Once forming a big part of punishments, particularly before the 19th century, public shaming has come back with a bang since the rise of social media. In So You’ve Been Publicly Shamed, journalist Jon Ronson takes a look at some of the people who have become famous for being publicly shamed – people like Justine Sacco, the African Aids tweet woman; Lindsay Stone, who took a photo of herself flipping off a sign at Arlington Cemetery; and various men who’ve been caught in sex scandals – and looks at how the shaming has affected them.
Perhaps unsurprisingly, it turns out that a public shaming is not a very nice experience, and can easily see you lose your job, friends, home and whatever passed for your reputation in the first place – although it was interesting to note that those who suffered most were largely women. It turns out, you see, that the men shamed for sexual indiscretion (like the son of a fascist politician, exposed by a national newspaper as having indulged in German themed S&M encounters) got off lightly – no-one gave a shit about what they may have done and what their infidelity may have said about their characters, preferring instead to save their ire for women who have transgressed, letting them know just how much they’d like them to get raped (no matter what these women have done, rape is apparently always the answer).

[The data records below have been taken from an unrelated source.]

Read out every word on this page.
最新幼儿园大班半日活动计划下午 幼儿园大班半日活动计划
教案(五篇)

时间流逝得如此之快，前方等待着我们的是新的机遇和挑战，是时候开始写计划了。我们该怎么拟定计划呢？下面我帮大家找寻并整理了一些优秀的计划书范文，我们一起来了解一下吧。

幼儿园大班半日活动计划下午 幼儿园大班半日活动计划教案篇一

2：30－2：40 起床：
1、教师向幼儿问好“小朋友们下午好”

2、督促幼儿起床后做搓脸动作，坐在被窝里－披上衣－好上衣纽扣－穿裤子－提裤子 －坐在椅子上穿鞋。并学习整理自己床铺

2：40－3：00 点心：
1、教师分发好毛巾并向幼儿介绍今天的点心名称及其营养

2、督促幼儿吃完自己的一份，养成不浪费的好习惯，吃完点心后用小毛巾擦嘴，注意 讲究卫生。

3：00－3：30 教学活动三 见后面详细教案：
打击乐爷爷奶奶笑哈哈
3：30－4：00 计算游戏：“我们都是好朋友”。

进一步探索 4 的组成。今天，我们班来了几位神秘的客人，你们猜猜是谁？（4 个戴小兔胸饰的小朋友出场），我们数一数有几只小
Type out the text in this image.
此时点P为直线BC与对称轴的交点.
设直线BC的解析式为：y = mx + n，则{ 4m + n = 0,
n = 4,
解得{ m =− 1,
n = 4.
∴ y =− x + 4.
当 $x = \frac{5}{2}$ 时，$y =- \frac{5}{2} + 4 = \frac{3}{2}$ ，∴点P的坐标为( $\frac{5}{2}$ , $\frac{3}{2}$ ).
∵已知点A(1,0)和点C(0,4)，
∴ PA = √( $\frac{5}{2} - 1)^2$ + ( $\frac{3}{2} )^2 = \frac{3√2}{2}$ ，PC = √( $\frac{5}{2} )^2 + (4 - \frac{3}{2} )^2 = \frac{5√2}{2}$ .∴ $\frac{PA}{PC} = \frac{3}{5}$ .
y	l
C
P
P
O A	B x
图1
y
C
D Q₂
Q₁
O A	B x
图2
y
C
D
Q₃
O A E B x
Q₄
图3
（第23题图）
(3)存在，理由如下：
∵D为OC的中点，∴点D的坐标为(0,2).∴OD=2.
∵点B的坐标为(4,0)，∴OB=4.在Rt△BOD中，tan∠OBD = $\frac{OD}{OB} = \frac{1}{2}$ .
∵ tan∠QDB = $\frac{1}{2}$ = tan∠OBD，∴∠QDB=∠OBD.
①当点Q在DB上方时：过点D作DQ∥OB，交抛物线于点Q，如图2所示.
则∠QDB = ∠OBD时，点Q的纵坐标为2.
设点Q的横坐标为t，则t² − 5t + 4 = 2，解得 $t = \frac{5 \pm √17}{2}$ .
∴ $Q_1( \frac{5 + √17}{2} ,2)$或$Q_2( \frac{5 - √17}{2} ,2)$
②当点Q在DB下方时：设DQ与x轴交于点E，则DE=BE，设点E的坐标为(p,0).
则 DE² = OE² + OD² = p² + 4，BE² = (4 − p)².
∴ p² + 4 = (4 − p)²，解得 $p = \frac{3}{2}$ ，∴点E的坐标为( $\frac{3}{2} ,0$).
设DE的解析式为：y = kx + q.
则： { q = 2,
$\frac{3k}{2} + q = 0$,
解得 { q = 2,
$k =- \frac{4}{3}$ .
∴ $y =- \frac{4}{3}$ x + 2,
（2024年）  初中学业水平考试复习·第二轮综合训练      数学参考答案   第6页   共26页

Ronson’s gist throughout the book seemed to basically be that a public shaming is too destructive, and that we all ought to be a little kinder instead. While I agree with that in the case of minor transgressions, I can’t help but wonder how different this book would have been if it had been written after Trump came to power and all of the previously secretly racist people started showing their colours in public. Kindness won’t solve shit in these instances (and I believe that the whole ethos of keeping your peace, and live and let live, has directly led to these people feeling entitled to publicly being pricks without consequence), and I’m all for continuing to shame the Nazi marchers and Permit Patties of this world. Freedom of speech does NOT mean freedom from consequences, and while Ronson does make a nod towards this in an addendum (mentioning briefly that shaming can be OK if it supports civil rights), I can’t say that he really sold me on keeping my peace in the face of heinous behaviour. My ethos is far simpler – if you don’t want to get called out for it, don’t be a dick.